Лонина (прислушивается и встает). Что за серенада? Кто это?
Он в пестром потертом пиджаке, и в цветном галстуке, с гитарой в руках.
Тесов (приотворяя дверь). Дозвольте войти-с... на минутку
Лонина. Входите!
Тесов (шаркая). Извините-с, может быть, беспокойство сделал-с.
Лонина. Да что вам нужно и кто вы?
Тесов. А я-с... мы... я письмоводитель здешней волости... и единственно только потому, чтобы засвидетельствовать вам свое наиглубочайшее-с. Будьте знакомы-с, барышня... Мы тоже из ученых-с и здесь погибаем во мраке...
Лонина (садится). Вы слишком поздно пришли: я устала.

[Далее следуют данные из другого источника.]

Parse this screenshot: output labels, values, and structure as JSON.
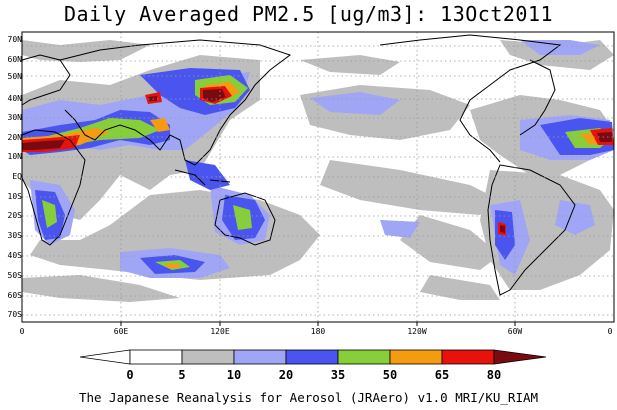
{
  "title": "Daily Averaged PM2.5 [ug/m3]: 13Oct2011",
  "footer": "The Japanese Reanalysis for Aerosol (JRAero) v1.0 MRI/KU_RIAM",
  "lat_labels": [
    "70N",
    "60N",
    "50N",
    "40N",
    "30N",
    "20N",
    "10N",
    "EQ",
    "10S",
    "20S",
    "30S",
    "40S",
    "50S",
    "60S",
    "70S"
  ],
  "lon_labels": [
    "0",
    "60E",
    "120E",
    "180",
    "120W",
    "60W",
    "0"
  ],
  "colorbar": {
    "levels": [
      "0",
      "5",
      "10",
      "20",
      "35",
      "50",
      "65",
      "80"
    ],
    "colors": [
      "#ffffff",
      "#bebebe",
      "#a0a6f5",
      "#4a55f0",
      "#86cf3a",
      "#f59b12",
      "#e8120d",
      "#7a0a12"
    ]
  },
  "layers": {
    "ocean": "#ffffff",
    "coast": "#000000",
    "grid": "#9a9a9a"
  }
}
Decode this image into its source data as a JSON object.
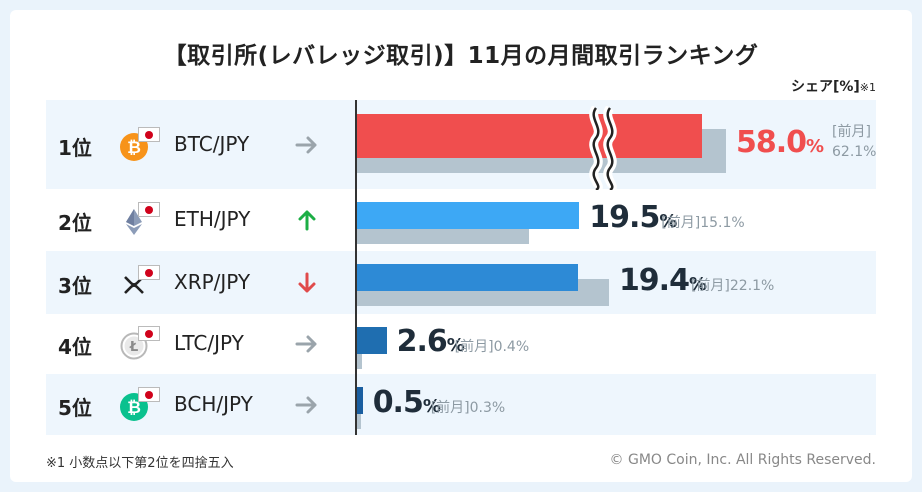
{
  "title": "【取引所(レバレッジ取引)】11月の月間取引ランキング",
  "unit_label": "シェア[%]",
  "unit_note": "※1",
  "footnote": "※1 小数点以下第2位を四捨五入",
  "copyright": "© GMO Coin, Inc. All Rights Reserved.",
  "prev_label": "[前月]",
  "percent_sign": "%",
  "colors": {
    "btc_bar": "#f04e4e",
    "eth_bar": "#3da8f5",
    "xrp_bar": "#2d8ad6",
    "ltc_bar": "#1f6eb0",
    "bch_bar": "#1a5ea0",
    "prev_bar": "#b4c4cf",
    "up": "#1cae45",
    "down": "#e04b4b",
    "flat": "#9aa4ab"
  },
  "chart_data": {
    "type": "bar",
    "orientation": "horizontal",
    "axis_break": true,
    "categories": [
      "BTC/JPY",
      "ETH/JPY",
      "XRP/JPY",
      "LTC/JPY",
      "BCH/JPY"
    ],
    "series": [
      {
        "name": "",
        "values": [
          58.0,
          19.5,
          19.4,
          2.6,
          0.5
        ]
      },
      {
        "name": "前月",
        "values": [
          62.1,
          15.1,
          22.1,
          0.4,
          0.3
        ]
      }
    ],
    "rows": [
      {
        "rank": "1位",
        "pair": "BTC/JPY",
        "coin": "btc-icon",
        "trend": "flat",
        "value": "58.0",
        "prev": "62.1%"
      },
      {
        "rank": "2位",
        "pair": "ETH/JPY",
        "coin": "eth-icon",
        "trend": "up",
        "value": "19.5",
        "prev": "15.1%"
      },
      {
        "rank": "3位",
        "pair": "XRP/JPY",
        "coin": "xrp-icon",
        "trend": "down",
        "value": "19.4",
        "prev": "22.1%"
      },
      {
        "rank": "4位",
        "pair": "LTC/JPY",
        "coin": "ltc-icon",
        "trend": "flat",
        "value": "2.6",
        "prev": "0.4%"
      },
      {
        "rank": "5位",
        "pair": "BCH/JPY",
        "coin": "bch-icon",
        "trend": "flat",
        "value": "0.5",
        "prev": "0.3%"
      }
    ]
  }
}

Тесов. Нет-с, будьте покойны. Я даже утром намерение имел-с, но занятие, знаете. И только вот теперь-с мог, в прохладе вечерней, на свободе-с. (Садится.) Вы, верно, барышня, скучаете-с?
Лонина. Нисколько.
Тесов. Это не может быть-с. При вашей образованности и в такой стране: цивилизации здесь никакой-с, одни звери вокруг, даже никакой имансипации не знают. Вы, сделайте одолжение, не стесняйтесь-с, поговорите с нами-с. Мы можем об чем угодно даже продолжать, потому понятие у нас есть-с. И можем всякое развлечение доставить.
Лонина. Говорю вам, что я устала и ничего не хочу теперь, кроме отдыха.
Тесов. Ах, в таком случае, извините-с! (Встает.) Дозвольте ваши книжечки посмотреть?
Лонина (зевает). Смотрите
Тесов (рассматривает). "Арифметика" - во-первых! "Грамматика" - во-вторых! "Руководство для ведения сельской школы" - в-третьих!.. Скучные все книги-с!.. Нет, вот у меня есть, так уж можно сказать, наслаждение: "Черная женщина", а то - "Алексис, или домик в лесу", а то-с - "Молодой дикой, или пагубное стремление первых страстей!" Такие книги - как взялся, целую ночь не оторвешься!.. Не угодно ли будет вам почитать-с, я принесу? (Садится.)